别说什么自己不知道,自己只是一个干苦力的之类。
帮着别人运毒,能用一句我不知道,或者我只是小喽啰脱罪吗?
没有杀光所有人,已经是陈长生仁慈了,还要讲证据,要人权,简直是想多了!
乱世之中用重典,开元卫那么多灾民嗷嗷待哺,这帮家伙却要把粮食卖给异族,统统杀光都不亏!

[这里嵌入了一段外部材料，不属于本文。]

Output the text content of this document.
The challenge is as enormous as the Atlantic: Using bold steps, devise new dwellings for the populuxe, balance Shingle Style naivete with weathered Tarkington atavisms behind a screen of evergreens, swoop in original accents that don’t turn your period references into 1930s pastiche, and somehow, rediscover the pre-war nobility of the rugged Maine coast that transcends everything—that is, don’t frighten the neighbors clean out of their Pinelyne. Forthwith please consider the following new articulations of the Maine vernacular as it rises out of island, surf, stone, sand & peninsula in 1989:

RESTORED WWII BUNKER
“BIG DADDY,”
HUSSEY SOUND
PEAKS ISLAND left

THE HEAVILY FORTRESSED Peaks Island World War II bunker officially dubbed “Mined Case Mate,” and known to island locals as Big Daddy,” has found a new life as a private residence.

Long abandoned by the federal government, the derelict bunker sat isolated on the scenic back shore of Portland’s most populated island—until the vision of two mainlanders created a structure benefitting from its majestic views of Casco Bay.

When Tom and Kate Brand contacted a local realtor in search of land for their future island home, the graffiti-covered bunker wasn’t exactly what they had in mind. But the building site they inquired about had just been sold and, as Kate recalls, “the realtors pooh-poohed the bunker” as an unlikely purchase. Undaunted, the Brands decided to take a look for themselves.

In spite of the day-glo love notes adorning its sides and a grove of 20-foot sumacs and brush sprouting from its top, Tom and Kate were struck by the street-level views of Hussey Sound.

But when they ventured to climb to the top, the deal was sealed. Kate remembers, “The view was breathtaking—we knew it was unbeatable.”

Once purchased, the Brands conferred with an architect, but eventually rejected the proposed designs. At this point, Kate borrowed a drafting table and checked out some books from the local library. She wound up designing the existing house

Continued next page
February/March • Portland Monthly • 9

把人绑好之后,牛大力又是嘿嘿一笑:“很好,剩下的人开始抽生死签,谁让你们中有人耍滑头,让揭发的时候不揭发,要怪就怪他们吧!”
“什么,自己还要抽签?”
剩下的人不敢抗议,只能乖乖听话,希望厄运不要降临在自己头上。
一成的死签,肯定是有人哭有人笑。
牛大力不管那一套,谁抽到死签,就把谁绑起来。
一切弄好之后,转身问定边堡众人:
“哪位兄弟没见过血,来吧?”
所谓没见过血,并非字面意思,是没亲手杀过人。
没人敢耍滑头,刚才陈长生是什么态度,大家看得清楚。
何况,陈长生早就做过统战工作,身为灾民,对把粮食和铁器贩卖给异族,害自己家破人亡的家伙,充满了仇恨。
“我,我没有见过血,让我来!”
“还有我,算我一个!”
“我也是!”
“我……”
牛大力一瞪牛眼:“二驴子,给老子滚回去,老子亲眼看见你杀了三个护卫!”
“吴老二,你也滚回去,少凑热闹!”
“妈的,谁敢再胡来,军法伺候!”
牛大力气坏了,这帮王八犊子,不管有没有杀过人,只管往前挤。
要是都让你们杀了,那些车夫和伙计拿什么交投名状?
一听牛大力要军法伺候,一大半人都退了回去。
杀人渣固然过瘾,要是挨军棍就不好玩了。
牛大力这货手黑着呢,万一说自己是欺上瞒下,甚至给自己扣一个期军的罪名,脑袋很可能就要保不住了!
轻军、慢军、盗军、欺军、背军、乱军、误军……
这些都是所谓的七禁五十四斩,牛大力作为军法官,非要以此为借口砍脑袋,谁也说不出什么!